Framing and Governing Climate Change and Environmental Problems in the Urban Arctic

This presentation will discuss why Arctic cities initiate climate change adaptation policymaking. It will focus on comparing the framing of climate change and environmental issues, as well as state-city and city-expert climate adaptation policymaking interactions in Murmansk (Russia) and Tromsø (Norway). In both cases, the national government maintains a presence in local environmental policymaking by enacting laws and allocating financial assistance to municipalities.
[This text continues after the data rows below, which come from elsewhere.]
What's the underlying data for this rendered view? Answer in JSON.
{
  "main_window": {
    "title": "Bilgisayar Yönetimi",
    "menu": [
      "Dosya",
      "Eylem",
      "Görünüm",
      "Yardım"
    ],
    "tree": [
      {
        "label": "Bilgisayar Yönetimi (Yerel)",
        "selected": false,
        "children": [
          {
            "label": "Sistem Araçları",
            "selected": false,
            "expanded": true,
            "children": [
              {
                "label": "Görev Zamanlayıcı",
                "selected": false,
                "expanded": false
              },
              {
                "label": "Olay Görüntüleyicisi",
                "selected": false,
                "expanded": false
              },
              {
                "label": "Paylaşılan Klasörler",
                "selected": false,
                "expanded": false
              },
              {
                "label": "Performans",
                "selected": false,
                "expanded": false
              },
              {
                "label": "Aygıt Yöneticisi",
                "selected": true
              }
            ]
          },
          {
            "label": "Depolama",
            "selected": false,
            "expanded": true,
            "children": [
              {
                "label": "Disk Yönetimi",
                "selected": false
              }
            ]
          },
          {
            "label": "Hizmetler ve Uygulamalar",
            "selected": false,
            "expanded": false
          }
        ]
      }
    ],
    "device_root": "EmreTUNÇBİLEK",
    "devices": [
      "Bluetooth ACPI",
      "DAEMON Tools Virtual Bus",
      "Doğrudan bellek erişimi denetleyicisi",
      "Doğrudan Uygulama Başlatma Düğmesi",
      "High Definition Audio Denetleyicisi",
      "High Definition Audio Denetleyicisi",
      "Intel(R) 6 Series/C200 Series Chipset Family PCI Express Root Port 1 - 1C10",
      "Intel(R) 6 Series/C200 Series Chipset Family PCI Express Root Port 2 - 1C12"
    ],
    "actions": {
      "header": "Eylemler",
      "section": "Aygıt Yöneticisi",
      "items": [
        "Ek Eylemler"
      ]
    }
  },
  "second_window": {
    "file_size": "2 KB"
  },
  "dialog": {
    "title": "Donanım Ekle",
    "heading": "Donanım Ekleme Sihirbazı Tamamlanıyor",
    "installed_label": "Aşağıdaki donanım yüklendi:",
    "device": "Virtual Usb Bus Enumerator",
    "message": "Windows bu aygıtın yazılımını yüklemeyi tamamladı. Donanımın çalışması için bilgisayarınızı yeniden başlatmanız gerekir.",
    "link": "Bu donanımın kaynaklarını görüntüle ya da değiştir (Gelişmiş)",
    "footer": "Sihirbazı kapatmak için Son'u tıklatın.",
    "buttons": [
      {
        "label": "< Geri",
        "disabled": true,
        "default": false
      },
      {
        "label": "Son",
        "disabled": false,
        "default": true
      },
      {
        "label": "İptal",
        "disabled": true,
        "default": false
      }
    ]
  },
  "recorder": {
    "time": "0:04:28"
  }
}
However, the differences in discourses on climate change and environmental problems across the municipalities derive from a synthesis of local authorities’ perceptions impacted by political, geographical, and climatic contexts.

Speaker:

Nadezhda Filimonova is a research fellow at the Harvard University Belfer Center Arctic Initiative and an affiliated scholar at the Institute for Advanced Sustainability Studies. Filimonova earned a PhD at the University of Massachusetts Boston in November 2022. She was awarded a Fulbright fellowship, a German Academic Exchange Service fellowship, and numerous research grants. Filimonova is the author of several peer-reviewed publications on geopolitics and governance in the Arctic. Her current research explores urban governance for resilient cities in the Arctic.

Moderator:

Robert Orttung is a Research Professor at IERES and the Director of Research for Sustainable GW. He is editor of Demokratizatsiya: The Journal of Post-Soviet Demokratization and co-editor of the Russian Analytical Digest. His research focuses on issues of urban sustainability in the Arctic.